Hay algo de los fuegos que asolan España que me recuerda al infierno. Algo, y el caso es que no caigo, no sé lo que es…
Cuando nos disponemos a comer en familia, en cualquiera de los siete domingos que tiene la semana en vacaciones, algún insensato siempre pone las noticias. Hay cuñados que todo lo fastidian. Hoy en día, en vez de bendecir la mesa congregados alrededor de estos alimentos que vamos a tomar, observamos las llamaradas en esplendoroso Technicolor Full HD en el televisor de sesenta y cinco pulgadas (que alguien por favor me explique lo de las pulgadas) y es como si entrara el diablo por la ventana.
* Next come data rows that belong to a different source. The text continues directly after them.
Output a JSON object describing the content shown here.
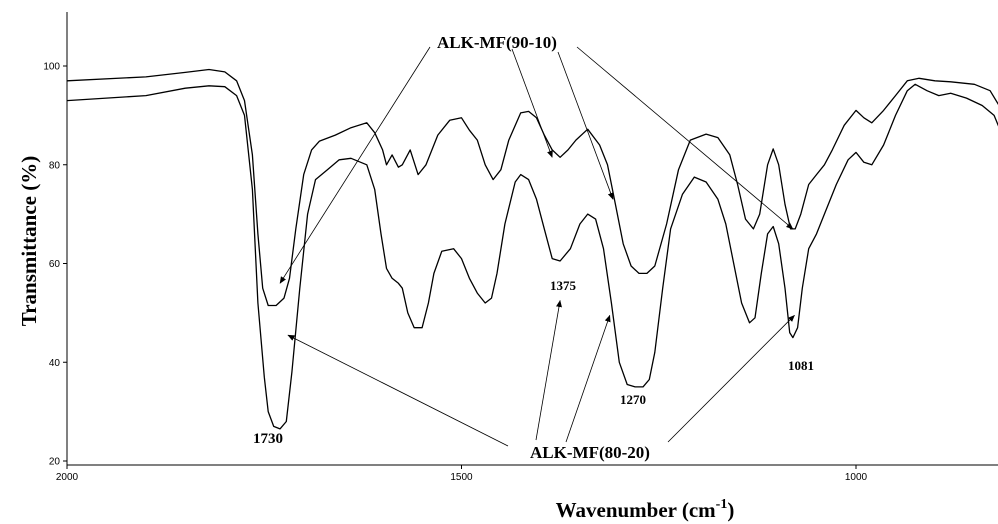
{
  "chart_data": {
    "type": "line",
    "xlabel": "Wavenumber (cm",
    "xlabel_superscript": "-1",
    "xlabel_close": ")",
    "ylabel": "Transmittance (%)",
    "xlim": [
      2000,
      800
    ],
    "ylim": [
      19,
      111
    ],
    "x_reversed": true,
    "x_ticks": [
      2000,
      1500,
      1000
    ],
    "y_ticks": [
      20,
      40,
      60,
      80,
      100
    ],
    "grid": false,
    "series": [
      {
        "name": "ALK-MF(90-10)",
        "points": [
          [
            2000,
            97
          ],
          [
            1900,
            97.8
          ],
          [
            1850,
            98.7
          ],
          [
            1820,
            99.3
          ],
          [
            1800,
            98.8
          ],
          [
            1785,
            97
          ],
          [
            1775,
            93
          ],
          [
            1765,
            82
          ],
          [
            1758,
            66
          ],
          [
            1752,
            55
          ],
          [
            1745,
            51.5
          ],
          [
            1735,
            51.5
          ],
          [
            1725,
            53
          ],
          [
            1718,
            57
          ],
          [
            1710,
            67
          ],
          [
            1700,
            78
          ],
          [
            1690,
            83
          ],
          [
            1680,
            84.8
          ],
          [
            1660,
            86
          ],
          [
            1640,
            87.5
          ],
          [
            1620,
            88.5
          ],
          [
            1610,
            86.5
          ],
          [
            1600,
            83
          ],
          [
            1595,
            80
          ],
          [
            1588,
            82
          ],
          [
            1580,
            79.5
          ],
          [
            1575,
            80
          ],
          [
            1565,
            83
          ],
          [
            1555,
            78
          ],
          [
            1545,
            80
          ],
          [
            1530,
            86
          ],
          [
            1515,
            89
          ],
          [
            1500,
            89.5
          ],
          [
            1490,
            87
          ],
          [
            1480,
            85
          ],
          [
            1470,
            80
          ],
          [
            1460,
            77
          ],
          [
            1450,
            79
          ],
          [
            1440,
            85
          ],
          [
            1425,
            90.5
          ],
          [
            1415,
            90.8
          ],
          [
            1405,
            89.5
          ],
          [
            1395,
            86
          ],
          [
            1385,
            83
          ],
          [
            1375,
            81.5
          ],
          [
            1365,
            83
          ],
          [
            1355,
            85
          ],
          [
            1340,
            87.2
          ],
          [
            1325,
            84
          ],
          [
            1315,
            80
          ],
          [
            1305,
            72
          ],
          [
            1295,
            64
          ],
          [
            1285,
            59.5
          ],
          [
            1275,
            58
          ],
          [
            1265,
            58
          ],
          [
            1255,
            59.5
          ],
          [
            1240,
            68
          ],
          [
            1225,
            79
          ],
          [
            1210,
            85
          ],
          [
            1190,
            86.2
          ],
          [
            1175,
            85.5
          ],
          [
            1160,
            82
          ],
          [
            1150,
            76
          ],
          [
            1140,
            69
          ],
          [
            1130,
            67
          ],
          [
            1122,
            70
          ],
          [
            1112,
            80
          ],
          [
            1105,
            83.2
          ],
          [
            1098,
            80
          ],
          [
            1090,
            72
          ],
          [
            1083,
            67
          ],
          [
            1077,
            67
          ],
          [
            1070,
            70
          ],
          [
            1060,
            76
          ],
          [
            1050,
            78
          ],
          [
            1040,
            80
          ],
          [
            1030,
            83
          ],
          [
            1015,
            88
          ],
          [
            1000,
            91
          ],
          [
            990,
            89.5
          ],
          [
            980,
            88.5
          ],
          [
            965,
            91
          ],
          [
            950,
            94
          ],
          [
            935,
            97
          ],
          [
            920,
            97.5
          ],
          [
            900,
            97
          ],
          [
            880,
            96.8
          ],
          [
            850,
            96.3
          ],
          [
            830,
            95
          ],
          [
            815,
            91
          ],
          [
            805,
            88
          ],
          [
            800,
            86
          ]
        ]
      },
      {
        "name": "ALK-MF(80-20)",
        "points": [
          [
            2000,
            93
          ],
          [
            1900,
            94
          ],
          [
            1850,
            95.5
          ],
          [
            1820,
            96
          ],
          [
            1800,
            95.8
          ],
          [
            1785,
            94
          ],
          [
            1775,
            90
          ],
          [
            1765,
            75
          ],
          [
            1758,
            52
          ],
          [
            1750,
            37
          ],
          [
            1745,
            30
          ],
          [
            1738,
            27
          ],
          [
            1730,
            26.5
          ],
          [
            1722,
            28
          ],
          [
            1715,
            38
          ],
          [
            1705,
            55
          ],
          [
            1695,
            70
          ],
          [
            1685,
            77
          ],
          [
            1670,
            79
          ],
          [
            1655,
            81
          ],
          [
            1640,
            81.3
          ],
          [
            1620,
            80
          ],
          [
            1610,
            75
          ],
          [
            1602,
            66
          ],
          [
            1595,
            59
          ],
          [
            1588,
            57
          ],
          [
            1580,
            56
          ],
          [
            1575,
            55
          ],
          [
            1568,
            50
          ],
          [
            1560,
            47
          ],
          [
            1550,
            47
          ],
          [
            1542,
            52
          ],
          [
            1535,
            58
          ],
          [
            1525,
            62.5
          ],
          [
            1510,
            63
          ],
          [
            1500,
            61
          ],
          [
            1490,
            57
          ],
          [
            1480,
            54
          ],
          [
            1470,
            52
          ],
          [
            1462,
            53
          ],
          [
            1455,
            58
          ],
          [
            1445,
            68
          ],
          [
            1432,
            76.5
          ],
          [
            1425,
            78
          ],
          [
            1415,
            77
          ],
          [
            1405,
            73
          ],
          [
            1395,
            67
          ],
          [
            1385,
            61
          ],
          [
            1375,
            60.5
          ],
          [
            1362,
            63
          ],
          [
            1350,
            68
          ],
          [
            1340,
            70
          ],
          [
            1330,
            69
          ],
          [
            1320,
            63
          ],
          [
            1310,
            52
          ],
          [
            1300,
            40
          ],
          [
            1290,
            35.5
          ],
          [
            1280,
            35
          ],
          [
            1270,
            35
          ],
          [
            1262,
            36.5
          ],
          [
            1255,
            42
          ],
          [
            1245,
            55
          ],
          [
            1235,
            67
          ],
          [
            1220,
            74
          ],
          [
            1205,
            77.5
          ],
          [
            1190,
            76.5
          ],
          [
            1175,
            73
          ],
          [
            1165,
            68
          ],
          [
            1155,
            60
          ],
          [
            1145,
            52
          ],
          [
            1135,
            48
          ],
          [
            1128,
            49
          ],
          [
            1120,
            58
          ],
          [
            1112,
            66
          ],
          [
            1105,
            67.5
          ],
          [
            1098,
            64
          ],
          [
            1090,
            55
          ],
          [
            1084,
            46
          ],
          [
            1080,
            45
          ],
          [
            1074,
            47
          ],
          [
            1068,
            55
          ],
          [
            1060,
            63
          ],
          [
            1050,
            66
          ],
          [
            1040,
            70
          ],
          [
            1025,
            76
          ],
          [
            1010,
            81
          ],
          [
            1000,
            82.5
          ],
          [
            990,
            80.5
          ],
          [
            980,
            80
          ],
          [
            965,
            84
          ],
          [
            950,
            90
          ],
          [
            935,
            95
          ],
          [
            925,
            96.3
          ],
          [
            910,
            95
          ],
          [
            895,
            94
          ],
          [
            880,
            94.5
          ],
          [
            860,
            93.5
          ],
          [
            840,
            92
          ],
          [
            825,
            90
          ],
          [
            812,
            85
          ],
          [
            800,
            74
          ]
        ]
      }
    ],
    "annotations": {
      "top_label": "ALK-MF(90-10)",
      "bottom_label": "ALK-MF(80-20)",
      "peaks": [
        "1730",
        "1375",
        "1270",
        "1081"
      ]
    }
  }
}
Los niños se asustan y las suegras suspiran “¡Qué horror!”. Las hay que incluso se santiguan camino a la cocina a por el perolo de gazpacho al que ponen tres hielitos, “Sólo tres, ¿eh? Mira qué fresquito y qué rico me ha quedado”.
Todos los veranos son el peor verano de la historia, el más caluroso. El planeta arde por los cuatro costados, nos achicharramos. A los mapas del hombre del tiempo ya no saben que colores ponerles, del naranja pasamos al rojo, después a los fucsias y ya vamos, a estas alturas del siglo, por los morados. Es el fin de los tiempos, ¡Armagedón!, pero en vacaciones, oiga. Parece que nuestras queridas autoridades y periodistas se ponen de acuerdo para chingarnos el asueto, para que no disfrutemos del merecido descanso (que reposo del guerrero ya no se puede decir) y nuestra ansiada siesta estival vaya acompañada de una punzada de culpabilidad, como una mala digestión.
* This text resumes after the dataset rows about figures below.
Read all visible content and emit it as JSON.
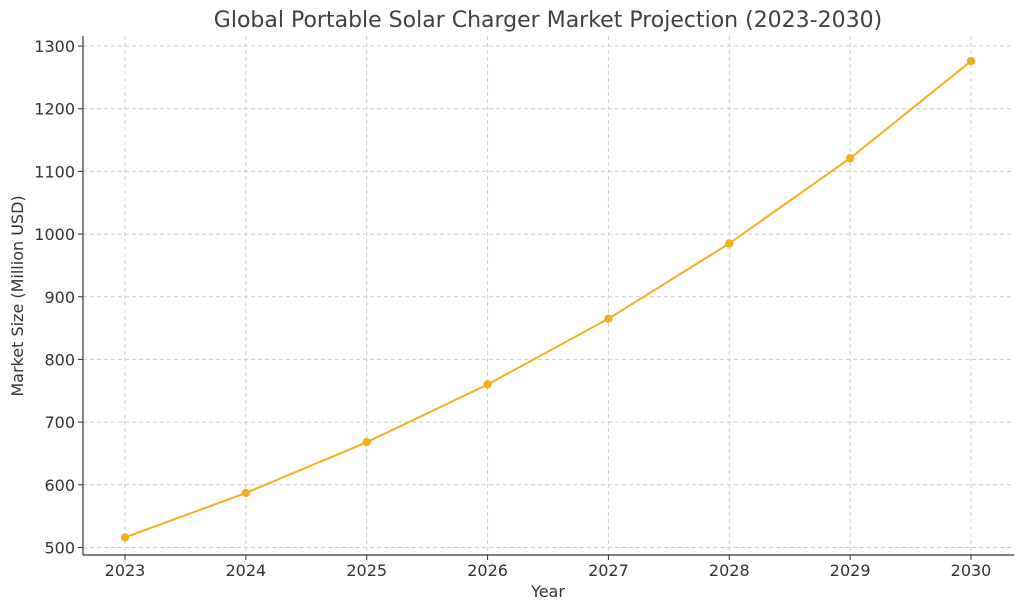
{
  "chart_data": {
    "type": "line",
    "title": "Global Portable Solar Charger Market Projection (2023-2030)",
    "xlabel": "Year",
    "ylabel": "Market Size (Million USD)",
    "x": [
      "2023",
      "2024",
      "2025",
      "2026",
      "2027",
      "2028",
      "2029",
      "2030"
    ],
    "series": [
      {
        "values": [
          516,
          587,
          668,
          760,
          865,
          985,
          1121,
          1276
        ]
      }
    ],
    "yticks": [
      500,
      600,
      700,
      800,
      900,
      1000,
      1100,
      1200,
      1300
    ],
    "ylim": [
      488,
      1316
    ],
    "grid": true,
    "legend": "none",
    "color": "#f2b01e"
  }
}
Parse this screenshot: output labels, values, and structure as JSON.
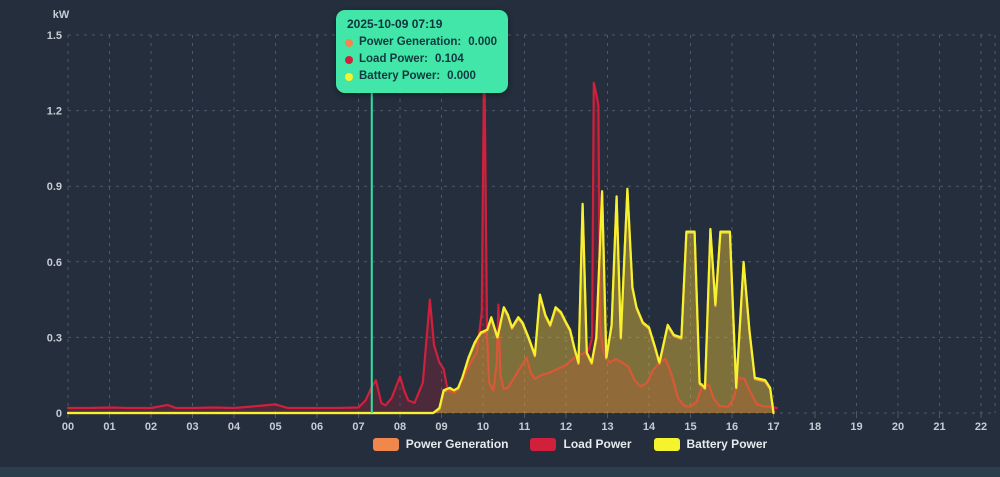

No sé a donde quiero ir a parar con esta parrafada. Probablemente a ningún sitio. Mi padre me llama para comentarme las tragedias pues le gustan mucho las noticias, cuanto peores, mejor. Al final, como soy un optimista, me quedo con lo bueno, y es que sus llamadas y mensajes me dan la oportunidad de charlar con él otra tarde de verano más.